Si però poi ci sono stati altri fenomeni. Mentre in Italia, in Germania, la semiotica ha continuato a svilupparsi, i francesi, a un certo punto ciascuno per invida dell’altro dicevano: io non faccio più semiotica…, faccio psicanalisi, diceva Kristeva, Todorov ha fatto della storia della cultura e altre cose bellissime. E chi ha preso un po’, come dire, il comando della semiotica è stata la scuola greimasiana. E basta. Almeno a Parigi. Poi se si va a vedere in una università periferiche si vede che c’è della gente che fa della semiotica senza essere necessariamente dei greimasiani. Però quelli che pretendono che ci sia una semiotica unica scientifica sono i greimasiani.
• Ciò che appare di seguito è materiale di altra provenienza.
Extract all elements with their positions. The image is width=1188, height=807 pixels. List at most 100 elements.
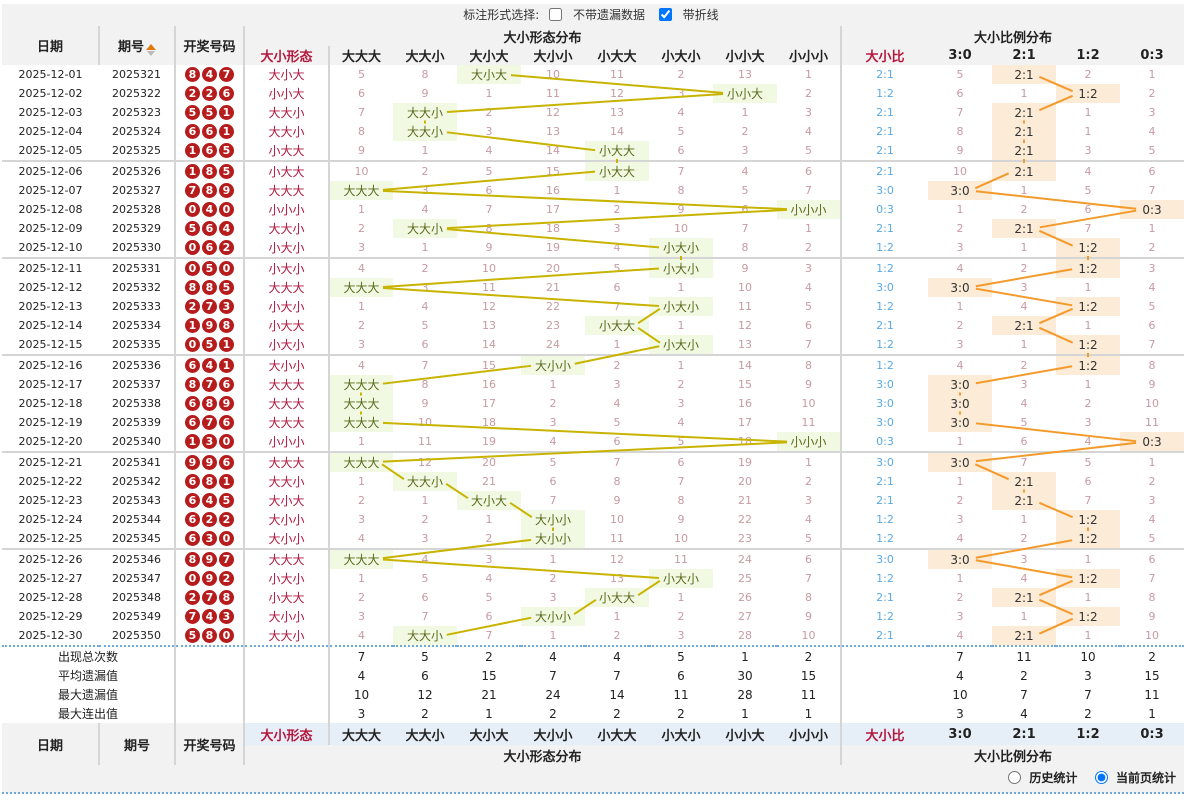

Negli Stati uniti c’è stato, diciamo, l’urto con la filosofia analitica. Che noti bene, in gran parte può essere intesa come una interessante forma di semiotica. Specie se si va avanti con i suoi critici come Rorty, Abbiamo fatto tanti convegni insieme. Ma in America ci sono le parole magiche. Semiotica non vendeva bene, poi alcune università come la Brown University hanno cominciato a fare il dottorato di semiotica ma a quel punto sono diventati di moda i cultural studies. Noti bene uno che fa della sociosemiotica fa dei cultural studies ma hanno cambiato il nome del dottorato e la semiotica l’han chiamata cultural studies. Lì funzionano degli shibboleth delle parole d’ordine, vorrei dire, commerciali. E quindi l’America è un caso a sé.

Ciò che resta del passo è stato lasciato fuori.